Now let’s go into these concepts in more detail:

1.DATASET:

Data science is a branch of science that applies the scientific method to data with the goal of studying the relationships between different features and drawing out meaningful conclusions based on these relationships. Data is, therefore, the key component in data science. A dataset is a particular instance or set of data that is used for analysis or model building at any given time. A dataset can be of different types such as numerical data (quantitative data), categorical data (qualitative data), text data, image data, voice data, and video data.

A dataset could be static (not changing) or dynamic (changing with time, for example, stock prices or changing with space, for example, temperature data depend on geographical position). In data science projects the most popular type of dataset is a dataset containing numerical data. Numerical data is typically stored in file (for example a comma-separated values, CSV, file format) or database (for example a DBMS table or set of tables).

2.DATA PREPARATION:

Data preparation is the act of manipulating (or pre-processing) datasets (which may come from disparate data sources) into a form that can readily and accurately be analysed, e.g. for business purposes.

Data preparation is the first step in data analytics or data science projects and can include many discrete tasks such as loading data or data ingestion, data fusion, data cleaning, data augmentation, and data delivery.

[source: https://en.wikipedia.org/wiki/Data_preparation]

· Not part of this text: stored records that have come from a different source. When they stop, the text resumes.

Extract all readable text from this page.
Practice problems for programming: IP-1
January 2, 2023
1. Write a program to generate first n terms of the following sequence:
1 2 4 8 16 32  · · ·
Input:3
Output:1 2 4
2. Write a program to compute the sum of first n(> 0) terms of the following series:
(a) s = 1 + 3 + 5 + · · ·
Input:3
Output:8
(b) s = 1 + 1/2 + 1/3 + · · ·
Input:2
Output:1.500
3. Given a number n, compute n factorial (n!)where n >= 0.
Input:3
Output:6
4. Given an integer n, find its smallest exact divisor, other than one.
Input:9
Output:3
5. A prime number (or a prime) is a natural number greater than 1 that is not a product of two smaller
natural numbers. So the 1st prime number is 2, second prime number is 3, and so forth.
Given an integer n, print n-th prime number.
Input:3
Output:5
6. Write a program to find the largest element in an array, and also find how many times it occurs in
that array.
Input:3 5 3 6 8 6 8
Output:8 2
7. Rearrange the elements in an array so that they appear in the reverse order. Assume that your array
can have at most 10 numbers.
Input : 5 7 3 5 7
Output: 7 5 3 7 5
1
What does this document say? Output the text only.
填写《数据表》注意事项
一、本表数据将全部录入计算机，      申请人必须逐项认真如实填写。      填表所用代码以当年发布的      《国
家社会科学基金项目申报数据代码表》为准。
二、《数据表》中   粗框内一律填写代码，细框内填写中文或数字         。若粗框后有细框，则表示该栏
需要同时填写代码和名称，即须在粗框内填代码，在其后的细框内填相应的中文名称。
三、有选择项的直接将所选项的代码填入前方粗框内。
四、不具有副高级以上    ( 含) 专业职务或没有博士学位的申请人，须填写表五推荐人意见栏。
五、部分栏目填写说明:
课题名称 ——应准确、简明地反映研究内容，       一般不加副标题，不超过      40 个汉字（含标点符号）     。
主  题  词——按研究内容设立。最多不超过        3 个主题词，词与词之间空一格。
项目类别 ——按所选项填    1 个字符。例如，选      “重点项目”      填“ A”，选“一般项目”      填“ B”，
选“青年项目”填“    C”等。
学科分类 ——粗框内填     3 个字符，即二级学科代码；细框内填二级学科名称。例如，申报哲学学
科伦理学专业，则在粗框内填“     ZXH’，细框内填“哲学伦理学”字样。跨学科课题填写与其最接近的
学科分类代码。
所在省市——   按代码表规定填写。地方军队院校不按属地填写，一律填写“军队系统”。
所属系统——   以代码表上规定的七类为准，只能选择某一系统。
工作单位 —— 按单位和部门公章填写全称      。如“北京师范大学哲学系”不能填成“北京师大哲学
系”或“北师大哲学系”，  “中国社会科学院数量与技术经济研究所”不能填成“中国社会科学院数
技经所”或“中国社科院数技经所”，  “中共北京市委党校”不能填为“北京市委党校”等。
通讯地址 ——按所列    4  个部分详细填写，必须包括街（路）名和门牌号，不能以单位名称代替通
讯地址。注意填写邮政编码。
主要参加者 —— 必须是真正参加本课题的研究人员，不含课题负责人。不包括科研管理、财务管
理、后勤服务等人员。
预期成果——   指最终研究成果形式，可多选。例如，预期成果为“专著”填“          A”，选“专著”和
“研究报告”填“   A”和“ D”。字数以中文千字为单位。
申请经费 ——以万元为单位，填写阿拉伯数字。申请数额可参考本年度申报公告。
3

Now let’s go in deep of some step of data preparation:

Data loading:

There are many sources of business data within any organization. Examples include endpoint data, customer data, marketing data, sales data, and all their associated repositories. This first essential data preparation step involves identifying the necessary data and its repositories. This is not simply identifying all possible data sources and repositories, but identifying all that are applicable to the desired analysis. This means that there must first be a plan that includes the specific questions to be answered by the data analysis.

Data ingestion:

Once the data is identified, it needs to be brought into the analysis tools. The data will likely be some combination of structured and semi-structured data in different types of repositories. Importing it all into a common repository is necessary for the subsequent steps in the pipeline. Access and ingest tend to be manual processes with significant variations in exactly what needs to be done. Data preparation steps require a combination of business and IT expertise and are therefore best done by a small team. This step is also the first opportunity for data validation.

Data cleaning:

Cleaning the data ensures that the dataset can provide valid answers when the data is analyzed. This step could be done manually for small data sets but requires automation for most realistically sized data sets. There are software tools available for this processing. If custom processing is needed, many data engineers rely on applications coded in Python. There are many different problems possible with the ingested data. There could be missing values, out-of-range values, nulls, and whitespaces that obfuscate values, as well as outlier values that could skew analysis results. Outliers are particularly challenging when they are the result of combining two or more variables in the data set. Data engineers need to plan carefully for how they are going to cleanse their data.

Data delivery:

When the data set has been cleaned and formatted, it may be transformed by merging, splitting, or joining the input sets. Once the combining step is complete, the data is ready to be moved to the data warehouse staging area. Once data is loaded into the staging area, there is a second opportunity for validation.

3.DATA MODELING:

As a result of data preparation we have a set of data that may not be correlated with each other. The purpose of data modeling is to build relationships between data aimed at the analysis that must or wants to be done.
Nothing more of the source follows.